Bank fraud is, of course, a considerable worry. The last thing you want is to walk up to the ATM machine and discover that all your hard-earned money has disappeared. It could really ruin your evening out. So the recent Northern Rock debacle came as something of a shock. Until this all happened, I’d always assumed that banks are regulated correctly, and thus there would be measures in place to prevent banks collapsing or Mr Barclays running over the hillside with a large bag marked “swag”.

Epilog

Then again, I’ve always found it hard to see how money can miraculously disappear for whole days at a time when you send some to a friend who uses a different bank. Apparently, it’s “in the system”, stirring a vision of a tired chap in a brown coat wheeling a wheelbarrow from Barclays to NatWest, loaded with bundles of fivers. It might get to your friend on Friday, or it might be the following Monday – depends on how well Old Fred gets on and whether his barrow gets stuck in a rut in the pavement.

Naturally, these limitations are not imposed on those people who are blessed with real money. Want to send £10 million from A to B? It’s just a mouse click away. Want to drop half a billion into a bank for a cosy overnighter? No problem. The system copes just fine for Them. It’s Us it has a problem with. I can’t even call the Business Banker at my local Barclays branch – I have to phone a call centre. Worse still, HSBC recently limited counter services at one of its Dorset branches to customers who hold a type of account that requires an annual salary of around £75,000.

Fortunately, or so you’d think, the website has revolutionised banking and made such trips unnecessary. After all, I can do almost everything I need to online, and thus have no need to make a trip to the hallowed halls. And, since the banks are pushing everyone to call centres or online, you’d expect a fully computerised system to be whizzy beyond belief, wouldn’t you? Well if you do you’re going to be sorely disappointed.

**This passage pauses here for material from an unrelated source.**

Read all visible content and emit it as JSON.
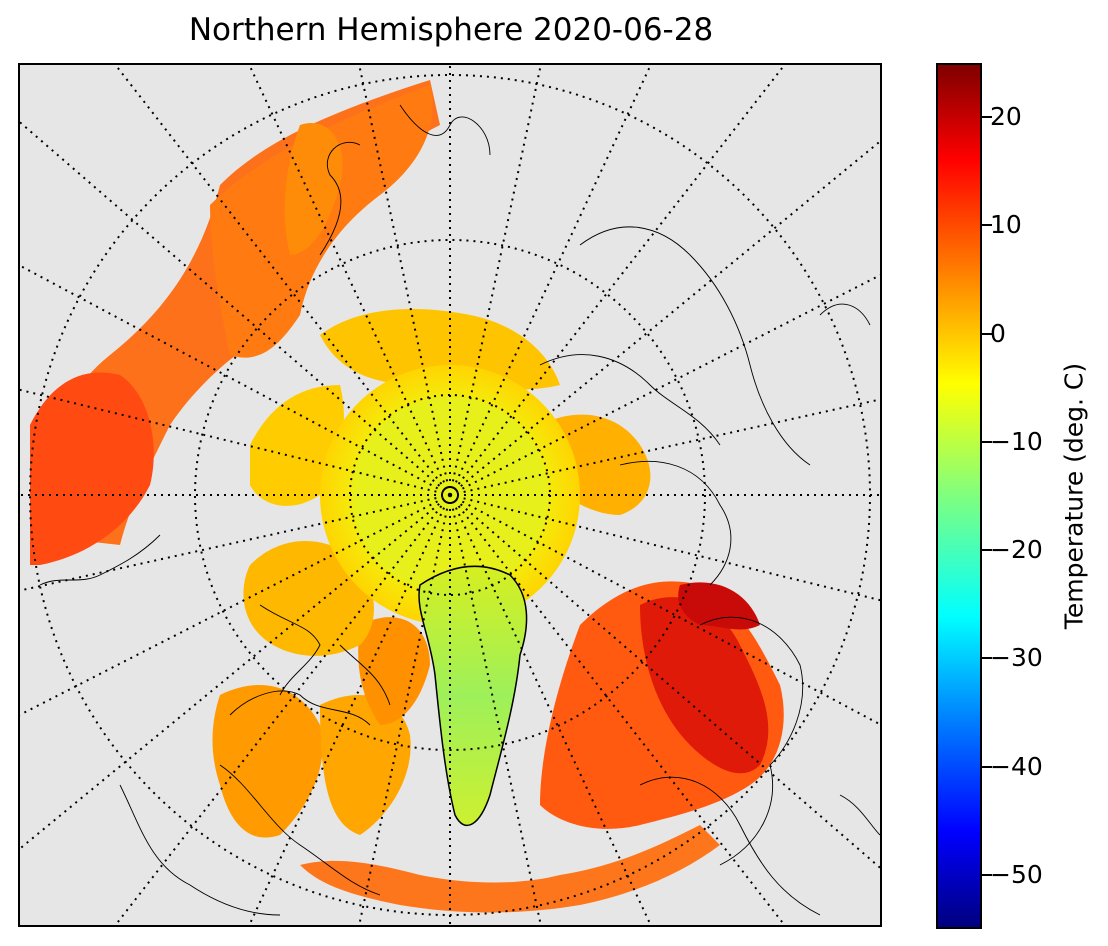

Barclays, my bank, seems to keep only a few weeks of data online, which is a real pain when you come to do the quarterly VAT return, only to find that one sheet from eight weeks ago has gone walkabout. Look it up online? No sir, we don’t hold that much data. Odd, you’d think it would have some bigger hard disks that postponed the moment before all the information was laboriously transferred to parchment and quill ink.

Now, Barclays has upgraded the security on the website. Until a week ago, I had to remember a long account number. And then a second number, too. And then had to choose two letters from a secure word. It seemed pretty good enough to me, but obviously wasn’t enough for those people who fall prey to the phishing exploits. I’ve lost count of the number of attempts I’ve received by email urging me to log into a website that looks just like Barclays and then to hand over all the letters of my secret word. Apparently, some people actually do this, and then wonder why all their money has disappeared.

To counter the phishers, Barclays introduced a system whereby you couldn’t pay anyone new without a mandatory 24-hour delay in the processing – presumably to give my business banker time to catch Old Fred with his wheelbarrow, and to put the contents back into my current account.

But even that wasn’t secure enough for Barclays. So now I’ve been given what’s known as a PINsentry device. This looks very much like a My First Calculator with big buttons, into which I have to insert my debit card. Then, on the website, I have to enter the last four digits of the card, and enter my pin number into the PINsentry device. This then spits out an eight-digit number, for me to type into the website.